JetBlue's marketing initiatives are all about making flying fun—and doing the right thing. The airline has won kudos for its creative work that humorously tackles the realities of flying like crying babies, and it also has a reputation for helping customers in times of crisis. After the June mass shooting at Pulse nightclub in Orlando, Fla., it offered free flights to victims' friends and family members. It also raised funds for Hurricane Sandy relief and supported relief efforts for the 2010 earthquake in Haiti.

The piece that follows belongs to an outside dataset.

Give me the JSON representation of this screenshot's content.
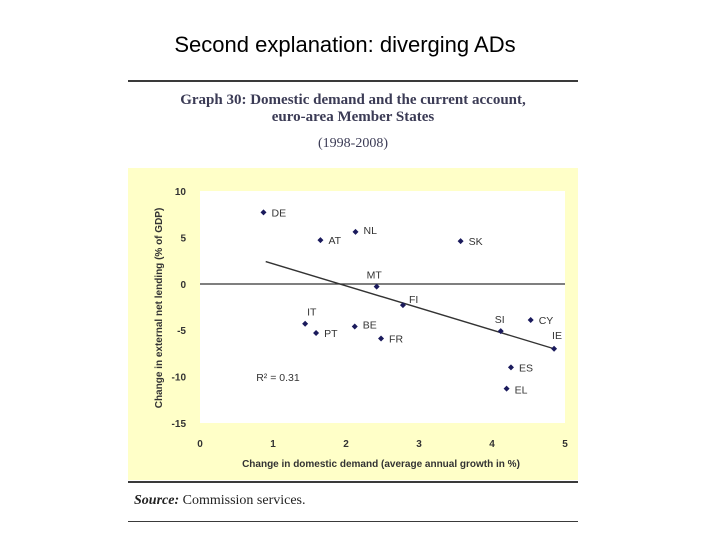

This month, JetBlue is continuing those initiatives, dubbing November "Philanthropy Month." It launched JetBlue for Good, a campaign that promotes volunteerism. Customers and crew members can upload a photo or video of their volunteer efforts to JetBlueforGood.com, and each day in November, JetBlue is giving one customer and one crew member $1,000 for a charity of their choice.
"We include our customers in so many of the volunteer opportunities that we have, and encourage them to get involved, primarily because they're willing to do it," said Icema Gibbs, JetBlue's director of corporate social responsibility (CSR).
When the campaign ends, JetBlueforGood.com will house information about all of JetBlue's CSR initiatives, like its Soar With Reading effort, which donates books to kids in need, and its work in promoting STEM careers in schools.
The airline is also working to lessen its impact on the environment. It allows customers to offset part of the carbon footprint of their flights by making a donation to support CO2 reduction projects, and over the past eight years, JetBlue has offset more than 1.5 billion pounds of greenhouse gas emissions. Last year, the airline launched the T5 Farm, a rooftop garden at JFK Airport in New York, whose produce is donated to local food banks.
Since 2011, JetBlue crew members have volunteered more than 500,000 hours of service, and philanthropic efforts like these have helped the airline build brand awareness, Gibbs said.
"Our overall brand promise is bringing humanity back to air travel, and as we continue to evolve, we want to be recognized as having an impact on something," she said. "We're moving the needle for social change, and we want to continue to do so."